The court reviewed the brief transcript and described the defendant’s counsel’s conduct as “an attempt by a senior lawyer to bully a junior lawyer.” Unfortunately, that is not uncommon. The court ruled against the defendant, finding that the examination had been improperly adjourned, ordered the parties to reschedule and continue the examination, and required the defendant to pay the plaintiff’s costs in the amount of $3,500.00. Interestingly, while the court could order costs against the lawyer personally, it did not.


As we have previously written, the civil legal system only works as long as the parties follow the rules. This extends to carrying out an examination for discovery. A party being examined for discovery may refuse to answer a question and the examining party may ask for the basis of the refusal, which goes on the record. The examining party may later bring a motion to compel the party being examined to provide an answer to the question. Unless the other side changes their position, the court will determine whether the basis for the refusal was sound; if not, the party will be required to provide an answer.

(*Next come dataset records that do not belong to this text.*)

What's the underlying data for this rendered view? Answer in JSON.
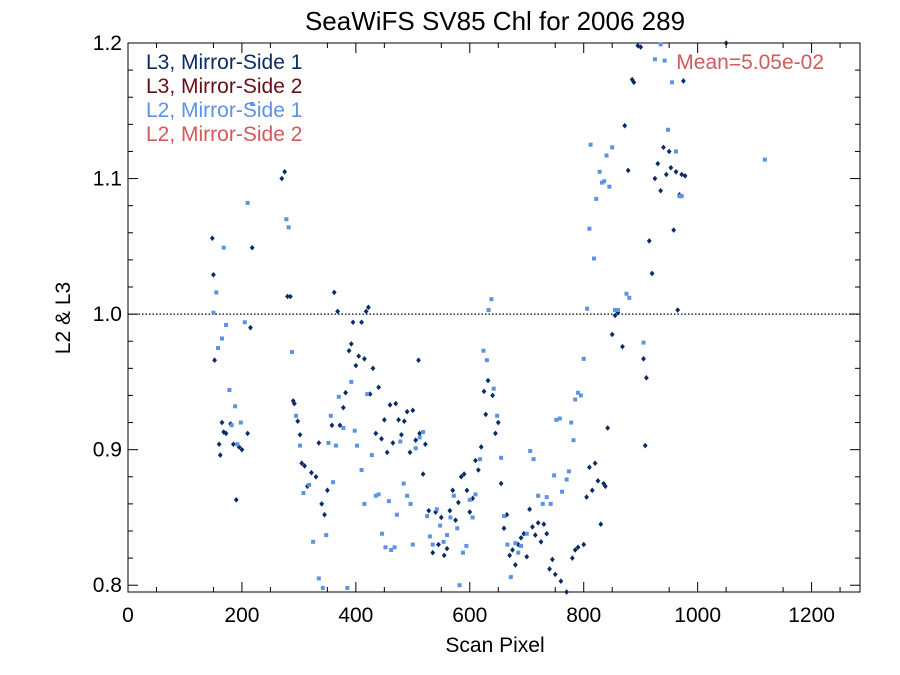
{
  "chart_data": {
    "type": "scatter",
    "title": "SeaWiFS SV85 Chl for 2006 289",
    "xlabel": "Scan Pixel",
    "ylabel": "L2 & L3",
    "xlim": [
      0,
      1285
    ],
    "ylim": [
      0.795,
      1.2
    ],
    "xticks": [
      0,
      200,
      400,
      600,
      800,
      1000,
      1200
    ],
    "xtick_labels": [
      "0",
      "200",
      "400",
      "600",
      "800",
      "1000",
      "1200"
    ],
    "yticks": [
      0.8,
      0.9,
      1.0,
      1.1,
      1.2
    ],
    "ytick_labels": [
      "0.8",
      "0.9",
      "1.0",
      "1.1",
      "1.2"
    ],
    "reference_line": {
      "y": 1.0,
      "style": "dotted"
    },
    "annotation": {
      "text": "Mean=5.05e-02",
      "color": "#d25a5a"
    },
    "legend_position": "top-left",
    "series": [
      {
        "name": "L3, Mirror-Side 1",
        "color": "#0a2c66",
        "marker": "diamond",
        "points": [
          [
            148,
            1.056
          ],
          [
            150,
            1.029
          ],
          [
            152,
            0.966
          ],
          [
            160,
            0.904
          ],
          [
            162,
            0.896
          ],
          [
            165,
            0.92
          ],
          [
            168,
            0.913
          ],
          [
            172,
            0.912
          ],
          [
            180,
            0.919
          ],
          [
            185,
            0.904
          ],
          [
            190,
            0.863
          ],
          [
            195,
            0.902
          ],
          [
            200,
            0.9
          ],
          [
            210,
            0.912
          ],
          [
            215,
            0.99
          ],
          [
            218,
            1.049
          ],
          [
            270,
            1.1
          ],
          [
            275,
            1.105
          ],
          [
            280,
            1.013
          ],
          [
            285,
            1.013
          ],
          [
            290,
            0.936
          ],
          [
            292,
            0.934
          ],
          [
            298,
            0.921
          ],
          [
            302,
            0.911
          ],
          [
            305,
            0.89
          ],
          [
            310,
            0.888
          ],
          [
            315,
            0.873
          ],
          [
            322,
            0.883
          ],
          [
            330,
            0.88
          ],
          [
            335,
            0.905
          ],
          [
            340,
            0.86
          ],
          [
            345,
            0.852
          ],
          [
            350,
            0.87
          ],
          [
            358,
            0.918
          ],
          [
            362,
            1.016
          ],
          [
            368,
            1.002
          ],
          [
            372,
            0.918
          ],
          [
            378,
            0.931
          ],
          [
            382,
            0.942
          ],
          [
            388,
            0.973
          ],
          [
            392,
            0.978
          ],
          [
            395,
            0.994
          ],
          [
            400,
            0.962
          ],
          [
            405,
            0.969
          ],
          [
            410,
            0.994
          ],
          [
            415,
            0.967
          ],
          [
            418,
            1.002
          ],
          [
            422,
            1.005
          ],
          [
            425,
            0.941
          ],
          [
            430,
            0.96
          ],
          [
            435,
            0.912
          ],
          [
            440,
            0.946
          ],
          [
            445,
            0.908
          ],
          [
            450,
            0.922
          ],
          [
            455,
            0.898
          ],
          [
            460,
            0.933
          ],
          [
            465,
            0.905
          ],
          [
            470,
            0.934
          ],
          [
            475,
            0.922
          ],
          [
            480,
            0.911
          ],
          [
            485,
            0.921
          ],
          [
            490,
            0.928
          ],
          [
            495,
            0.898
          ],
          [
            500,
            0.929
          ],
          [
            505,
            0.907
          ],
          [
            510,
            0.966
          ],
          [
            512,
            0.912
          ],
          [
            518,
            0.882
          ],
          [
            522,
            0.904
          ],
          [
            528,
            0.855
          ],
          [
            535,
            0.824
          ],
          [
            540,
            0.854
          ],
          [
            545,
            0.83
          ],
          [
            550,
            0.85
          ],
          [
            555,
            0.822
          ],
          [
            560,
            0.827
          ],
          [
            565,
            0.855
          ],
          [
            570,
            0.87
          ],
          [
            575,
            0.848
          ],
          [
            580,
            0.861
          ],
          [
            585,
            0.88
          ],
          [
            590,
            0.882
          ],
          [
            595,
            0.87
          ],
          [
            600,
            0.854
          ],
          [
            605,
            0.864
          ],
          [
            610,
            0.892
          ],
          [
            615,
            0.885
          ],
          [
            620,
            0.902
          ],
          [
            625,
            0.943
          ],
          [
            628,
            0.926
          ],
          [
            632,
            0.951
          ],
          [
            640,
            0.94
          ],
          [
            645,
            0.912
          ],
          [
            650,
            0.92
          ],
          [
            655,
            0.875
          ],
          [
            660,
            0.842
          ],
          [
            665,
            0.852
          ],
          [
            670,
            0.822
          ],
          [
            675,
            0.826
          ],
          [
            680,
            0.815
          ],
          [
            685,
            0.83
          ],
          [
            690,
            0.835
          ],
          [
            695,
            0.838
          ],
          [
            700,
            0.821
          ],
          [
            705,
            0.856
          ],
          [
            710,
            0.843
          ],
          [
            715,
            0.837
          ],
          [
            720,
            0.846
          ],
          [
            725,
            0.832
          ],
          [
            730,
            0.845
          ],
          [
            735,
            0.838
          ],
          [
            740,
            0.812
          ],
          [
            745,
            0.819
          ],
          [
            750,
            0.808
          ],
          [
            760,
            0.803
          ],
          [
            770,
            0.795
          ],
          [
            780,
            0.82
          ],
          [
            785,
            0.826
          ],
          [
            790,
            0.828
          ],
          [
            800,
            0.83
          ],
          [
            805,
            0.865
          ],
          [
            810,
            0.887
          ],
          [
            815,
            0.87
          ],
          [
            820,
            0.89
          ],
          [
            825,
            0.877
          ],
          [
            830,
            0.845
          ],
          [
            835,
            0.875
          ],
          [
            838,
            0.873
          ],
          [
            842,
            0.916
          ],
          [
            850,
            0.985
          ],
          [
            855,
            0.999
          ],
          [
            860,
            1.001
          ],
          [
            868,
            0.976
          ],
          [
            872,
            1.139
          ],
          [
            878,
            1.106
          ],
          [
            885,
            1.173
          ],
          [
            888,
            1.171
          ],
          [
            895,
            1.198
          ],
          [
            900,
            1.197
          ],
          [
            905,
            0.967
          ],
          [
            908,
            0.903
          ],
          [
            910,
            0.953
          ],
          [
            915,
            1.054
          ],
          [
            920,
            1.03
          ],
          [
            925,
            1.1
          ],
          [
            930,
            1.111
          ],
          [
            935,
            1.091
          ],
          [
            940,
            1.123
          ],
          [
            945,
            1.103
          ],
          [
            950,
            1.12
          ],
          [
            953,
            1.108
          ],
          [
            958,
            1.062
          ],
          [
            962,
            1.105
          ],
          [
            965,
            1.003
          ],
          [
            968,
            1.088
          ],
          [
            972,
            1.103
          ],
          [
            975,
            1.172
          ],
          [
            978,
            1.102
          ],
          [
            1050,
            1.2
          ]
        ]
      },
      {
        "name": "L3, Mirror-Side 2",
        "color": "#6b0d14",
        "marker": "diamond",
        "points": []
      },
      {
        "name": "L2, Mirror-Side 1",
        "color": "#5b93e6",
        "marker": "square",
        "points": [
          [
            150,
            1.001
          ],
          [
            155,
            1.016
          ],
          [
            158,
            0.975
          ],
          [
            165,
            0.982
          ],
          [
            168,
            1.049
          ],
          [
            172,
            0.992
          ],
          [
            178,
            0.944
          ],
          [
            182,
            0.918
          ],
          [
            188,
            0.932
          ],
          [
            192,
            0.904
          ],
          [
            198,
            0.92
          ],
          [
            205,
            0.994
          ],
          [
            210,
            1.082
          ],
          [
            218,
            1.155
          ],
          [
            278,
            1.07
          ],
          [
            282,
            1.064
          ],
          [
            288,
            0.972
          ],
          [
            295,
            0.925
          ],
          [
            302,
            0.903
          ],
          [
            308,
            0.868
          ],
          [
            318,
            0.874
          ],
          [
            325,
            0.832
          ],
          [
            335,
            0.805
          ],
          [
            342,
            0.798
          ],
          [
            348,
            0.837
          ],
          [
            352,
            0.905
          ],
          [
            356,
            0.925
          ],
          [
            360,
            0.876
          ],
          [
            365,
            0.903
          ],
          [
            370,
            0.939
          ],
          [
            378,
            0.916
          ],
          [
            385,
            0.798
          ],
          [
            392,
            0.95
          ],
          [
            398,
            0.914
          ],
          [
            402,
            0.903
          ],
          [
            410,
            0.885
          ],
          [
            415,
            0.86
          ],
          [
            420,
            0.941
          ],
          [
            428,
            0.896
          ],
          [
            435,
            0.866
          ],
          [
            440,
            0.867
          ],
          [
            446,
            0.838
          ],
          [
            452,
            0.828
          ],
          [
            458,
            0.862
          ],
          [
            462,
            0.826
          ],
          [
            468,
            0.828
          ],
          [
            472,
            0.852
          ],
          [
            478,
            0.906
          ],
          [
            484,
            0.875
          ],
          [
            490,
            0.866
          ],
          [
            496,
            0.86
          ],
          [
            500,
            0.83
          ],
          [
            505,
            0.901
          ],
          [
            512,
            0.909
          ],
          [
            518,
            0.913
          ],
          [
            525,
            0.851
          ],
          [
            530,
            0.836
          ],
          [
            535,
            0.83
          ],
          [
            542,
            0.856
          ],
          [
            548,
            0.844
          ],
          [
            554,
            0.832
          ],
          [
            560,
            0.837
          ],
          [
            566,
            0.85
          ],
          [
            572,
            0.866
          ],
          [
            578,
            0.842
          ],
          [
            582,
            0.8
          ],
          [
            588,
            0.824
          ],
          [
            594,
            0.829
          ],
          [
            600,
            0.863
          ],
          [
            605,
            0.85
          ],
          [
            610,
            0.867
          ],
          [
            618,
            0.893
          ],
          [
            624,
            0.973
          ],
          [
            630,
            0.966
          ],
          [
            633,
            1.003
          ],
          [
            638,
            1.011
          ],
          [
            642,
            0.945
          ],
          [
            648,
            0.925
          ],
          [
            655,
            0.894
          ],
          [
            660,
            0.851
          ],
          [
            666,
            0.83
          ],
          [
            672,
            0.806
          ],
          [
            680,
            0.831
          ],
          [
            685,
            0.824
          ],
          [
            690,
            0.829
          ],
          [
            700,
            0.838
          ],
          [
            706,
            0.899
          ],
          [
            712,
            0.893
          ],
          [
            720,
            0.866
          ],
          [
            728,
            0.86
          ],
          [
            735,
            0.865
          ],
          [
            742,
            0.86
          ],
          [
            748,
            0.881
          ],
          [
            752,
            0.922
          ],
          [
            758,
            0.923
          ],
          [
            762,
            0.869
          ],
          [
            770,
            0.878
          ],
          [
            774,
            0.884
          ],
          [
            778,
            0.92
          ],
          [
            782,
            0.907
          ],
          [
            785,
            0.937
          ],
          [
            790,
            0.942
          ],
          [
            795,
            0.94
          ],
          [
            800,
            0.967
          ],
          [
            806,
            1.004
          ],
          [
            810,
            1.063
          ],
          [
            812,
            1.125
          ],
          [
            818,
            1.041
          ],
          [
            822,
            1.085
          ],
          [
            828,
            1.105
          ],
          [
            832,
            1.097
          ],
          [
            836,
            1.098
          ],
          [
            840,
            1.117
          ],
          [
            845,
            1.094
          ],
          [
            850,
            1.123
          ],
          [
            855,
            1.003
          ],
          [
            860,
            1.003
          ],
          [
            875,
            1.015
          ],
          [
            880,
            1.012
          ],
          [
            905,
            0.979
          ],
          [
            925,
            1.188
          ],
          [
            935,
            1.199
          ],
          [
            942,
            1.187
          ],
          [
            948,
            1.136
          ],
          [
            955,
            1.171
          ],
          [
            962,
            1.12
          ],
          [
            968,
            1.087
          ],
          [
            972,
            1.087
          ],
          [
            1118,
            1.114
          ]
        ]
      },
      {
        "name": "L2, Mirror-Side 2",
        "color": "#d25a5a",
        "marker": "square",
        "points": []
      }
    ]
  }
}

In other words, like almost everything else in the civil litigation process, there is a procedure in place to deal with this situation. Picking a fight and then leaving an examination is not the way in which this type of situation should be addressed.

As a party being examined or observing a discovery, the chances of a situation like this happening are very low, but it does happen. In this case, the plaintiff did what anyone in their situation should do: they ceased answering and did not engage with the defendant’s counsel. Instead, they allowed their counsel to address the matter in line with their duties as a lawyer.

Singh shows that even a standard examination for discovery can go askew and that a party would do well by expecting the unexpected. The best practice is to keep a level head and when in doubt, wait for your counsel’s instructions before continuing.